Küçük bir çocuktu daha. Yedi yaşındaydı. İkimiz de yedi yaşındaydık, birinci sınıfa başlamıştık. Arkamda oturuyordu. Ona bakacağım diye devamlı kafamı çevirmek zorunda kalmamak için bir türlü aynı sırada oturmayı istemeye cesaret edemesem de bunu bir gün yapacağımı biliyordum. O da kabul edecekti bence. Niye etmesin ki?
Sırasına eğilmiş öğretmene bir şeyler anlatıyordu her zamanki gibi. Okulun ikinci haftasındaydık ama her zaman böyle yapacağı şimdiden belliydi.
“Siz bana öğretmiyorsunuz ki öğretmenim…”
“Peki neden öğretmenim diyorsun bana?”
“Herkes öyle dediği için. Ama siz bana öğretmiyorsunuz yine de.”
“Ne yapıyorum o zaman?”
“Benden izin istiyorsunuz.”
“Ne için?”
“Okumam, yazmam hesap yapmam için.”
Öğretmenimiz gülmüştü. Ama daha şimdiden her an kızmaya hazır bir gülüştü.

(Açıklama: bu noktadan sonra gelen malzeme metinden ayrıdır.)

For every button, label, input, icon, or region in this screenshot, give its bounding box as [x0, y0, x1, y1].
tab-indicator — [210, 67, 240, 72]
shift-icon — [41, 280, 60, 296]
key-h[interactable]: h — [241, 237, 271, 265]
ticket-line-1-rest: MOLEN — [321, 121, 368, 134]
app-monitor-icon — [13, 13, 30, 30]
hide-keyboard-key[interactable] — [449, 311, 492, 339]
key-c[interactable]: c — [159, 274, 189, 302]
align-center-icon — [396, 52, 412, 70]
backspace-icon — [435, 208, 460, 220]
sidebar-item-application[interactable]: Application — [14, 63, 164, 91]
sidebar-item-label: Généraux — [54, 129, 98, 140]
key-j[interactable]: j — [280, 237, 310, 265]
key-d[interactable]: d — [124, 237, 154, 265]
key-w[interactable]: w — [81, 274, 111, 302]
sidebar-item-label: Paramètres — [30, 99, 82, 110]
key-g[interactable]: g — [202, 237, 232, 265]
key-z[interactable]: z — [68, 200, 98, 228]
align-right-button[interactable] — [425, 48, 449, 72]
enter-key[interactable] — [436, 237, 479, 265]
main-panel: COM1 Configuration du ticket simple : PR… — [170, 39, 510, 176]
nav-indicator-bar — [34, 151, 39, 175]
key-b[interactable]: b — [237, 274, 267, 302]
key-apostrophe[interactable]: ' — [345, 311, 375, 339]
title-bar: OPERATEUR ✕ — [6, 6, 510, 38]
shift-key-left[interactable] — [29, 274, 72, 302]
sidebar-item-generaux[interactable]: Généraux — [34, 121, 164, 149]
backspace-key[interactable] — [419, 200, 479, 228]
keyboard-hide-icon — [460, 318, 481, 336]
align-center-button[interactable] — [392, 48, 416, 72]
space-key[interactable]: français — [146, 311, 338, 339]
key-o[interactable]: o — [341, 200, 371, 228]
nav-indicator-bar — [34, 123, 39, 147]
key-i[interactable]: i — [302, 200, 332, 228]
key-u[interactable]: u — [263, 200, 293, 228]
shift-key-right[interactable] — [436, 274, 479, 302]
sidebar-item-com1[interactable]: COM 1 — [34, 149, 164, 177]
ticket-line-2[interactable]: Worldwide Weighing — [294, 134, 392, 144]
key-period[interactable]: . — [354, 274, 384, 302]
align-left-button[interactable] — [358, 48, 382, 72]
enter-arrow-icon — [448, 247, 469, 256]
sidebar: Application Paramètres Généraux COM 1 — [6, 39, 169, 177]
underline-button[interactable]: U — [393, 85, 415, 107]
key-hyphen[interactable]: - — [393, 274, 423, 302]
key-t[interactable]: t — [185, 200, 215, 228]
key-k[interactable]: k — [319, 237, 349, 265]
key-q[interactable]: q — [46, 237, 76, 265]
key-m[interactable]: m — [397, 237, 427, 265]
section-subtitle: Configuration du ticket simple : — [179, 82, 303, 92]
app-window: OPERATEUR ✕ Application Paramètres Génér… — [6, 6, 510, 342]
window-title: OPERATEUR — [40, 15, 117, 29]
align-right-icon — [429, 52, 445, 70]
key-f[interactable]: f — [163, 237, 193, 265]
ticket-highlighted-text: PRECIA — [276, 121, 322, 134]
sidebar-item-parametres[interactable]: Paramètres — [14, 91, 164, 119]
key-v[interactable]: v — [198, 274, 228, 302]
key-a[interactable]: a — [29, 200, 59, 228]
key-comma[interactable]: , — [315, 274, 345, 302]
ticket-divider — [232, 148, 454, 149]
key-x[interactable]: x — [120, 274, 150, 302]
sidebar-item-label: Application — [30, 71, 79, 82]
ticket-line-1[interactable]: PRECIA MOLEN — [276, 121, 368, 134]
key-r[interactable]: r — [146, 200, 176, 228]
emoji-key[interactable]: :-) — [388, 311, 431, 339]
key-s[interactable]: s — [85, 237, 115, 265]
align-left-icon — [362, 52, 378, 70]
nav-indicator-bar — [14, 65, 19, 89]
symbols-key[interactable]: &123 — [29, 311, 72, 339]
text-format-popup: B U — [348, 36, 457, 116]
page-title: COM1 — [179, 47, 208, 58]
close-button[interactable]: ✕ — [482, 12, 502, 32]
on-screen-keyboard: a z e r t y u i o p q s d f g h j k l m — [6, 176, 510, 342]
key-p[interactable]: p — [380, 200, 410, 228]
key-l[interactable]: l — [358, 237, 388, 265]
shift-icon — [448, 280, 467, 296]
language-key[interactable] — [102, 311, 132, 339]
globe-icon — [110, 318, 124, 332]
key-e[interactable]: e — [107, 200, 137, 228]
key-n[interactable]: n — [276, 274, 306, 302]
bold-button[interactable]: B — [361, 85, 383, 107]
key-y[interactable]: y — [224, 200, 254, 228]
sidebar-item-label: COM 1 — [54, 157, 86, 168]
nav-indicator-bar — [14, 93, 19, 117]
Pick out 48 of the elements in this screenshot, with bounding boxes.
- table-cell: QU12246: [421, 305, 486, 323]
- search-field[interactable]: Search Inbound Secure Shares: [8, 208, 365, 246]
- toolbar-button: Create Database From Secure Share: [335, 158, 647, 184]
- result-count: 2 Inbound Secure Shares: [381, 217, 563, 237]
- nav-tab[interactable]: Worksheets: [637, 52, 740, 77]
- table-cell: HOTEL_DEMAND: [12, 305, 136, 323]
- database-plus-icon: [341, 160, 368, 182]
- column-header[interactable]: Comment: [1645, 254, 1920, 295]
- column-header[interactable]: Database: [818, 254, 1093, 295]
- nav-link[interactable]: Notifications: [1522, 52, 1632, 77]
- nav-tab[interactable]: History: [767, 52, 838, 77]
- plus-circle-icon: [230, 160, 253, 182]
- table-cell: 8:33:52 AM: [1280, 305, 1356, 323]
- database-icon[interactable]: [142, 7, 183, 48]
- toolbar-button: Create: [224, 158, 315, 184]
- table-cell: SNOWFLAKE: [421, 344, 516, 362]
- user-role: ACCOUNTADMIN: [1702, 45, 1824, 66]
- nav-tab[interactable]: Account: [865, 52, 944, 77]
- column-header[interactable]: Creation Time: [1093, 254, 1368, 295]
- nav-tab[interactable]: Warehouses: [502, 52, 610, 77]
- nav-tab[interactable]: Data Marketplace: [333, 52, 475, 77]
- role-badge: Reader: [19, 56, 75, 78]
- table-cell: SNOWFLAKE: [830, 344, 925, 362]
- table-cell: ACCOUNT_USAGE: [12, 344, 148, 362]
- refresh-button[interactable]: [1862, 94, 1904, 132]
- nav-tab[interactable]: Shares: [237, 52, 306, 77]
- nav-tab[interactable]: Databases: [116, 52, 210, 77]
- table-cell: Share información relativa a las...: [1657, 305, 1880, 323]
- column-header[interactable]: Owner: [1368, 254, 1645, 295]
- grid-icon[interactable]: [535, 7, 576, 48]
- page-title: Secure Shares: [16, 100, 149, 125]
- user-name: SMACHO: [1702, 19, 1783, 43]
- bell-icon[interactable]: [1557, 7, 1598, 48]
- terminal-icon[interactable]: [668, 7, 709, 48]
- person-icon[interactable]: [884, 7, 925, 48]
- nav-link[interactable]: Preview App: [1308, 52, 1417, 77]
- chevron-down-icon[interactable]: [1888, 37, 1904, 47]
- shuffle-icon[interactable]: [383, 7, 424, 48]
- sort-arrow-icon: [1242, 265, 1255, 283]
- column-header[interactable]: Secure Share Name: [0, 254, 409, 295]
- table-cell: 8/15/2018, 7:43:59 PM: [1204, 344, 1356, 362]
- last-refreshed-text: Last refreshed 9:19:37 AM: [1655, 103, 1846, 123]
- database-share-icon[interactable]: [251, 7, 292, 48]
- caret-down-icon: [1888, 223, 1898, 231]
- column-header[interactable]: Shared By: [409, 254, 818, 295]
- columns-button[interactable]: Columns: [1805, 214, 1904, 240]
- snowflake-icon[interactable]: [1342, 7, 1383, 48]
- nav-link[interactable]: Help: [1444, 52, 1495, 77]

Çok küçüktü daha, sevimliydi benim aksime. Ve yine benim aksime, farklıydı.
Ve bu onun için pek iyi olmayacaktı. Büyüyecek, en azından görünüşü sıradanlaşacaktı. Ya da belki güzel bir kadın olacağı için daha kötüye gidecekti her şey. Sevimli olmayacaktı, çekici olacak, bunun için de içten içe korkulacaktı. Fikirlerinin çekiciliğinin fark edilmesi için güzelliğinin kıymetini hiç bilemeyecek, gerçekten sevildiğinden emin olamayacaktı. Ama ben onu hep sevmiş ve seviyor olacaktım.
Artuk yanında otursam da pek fark etmeyecekti kafamı arkama çevirmeye gerek olmayışı dışında. Arkaya çevirmesem de hep gözlerini arrayacaktı gözlerim.
Ama hiç bulamayacaktı. O hep ileriye kendi zihnindeki bir yerlere bakıyor olacaktı.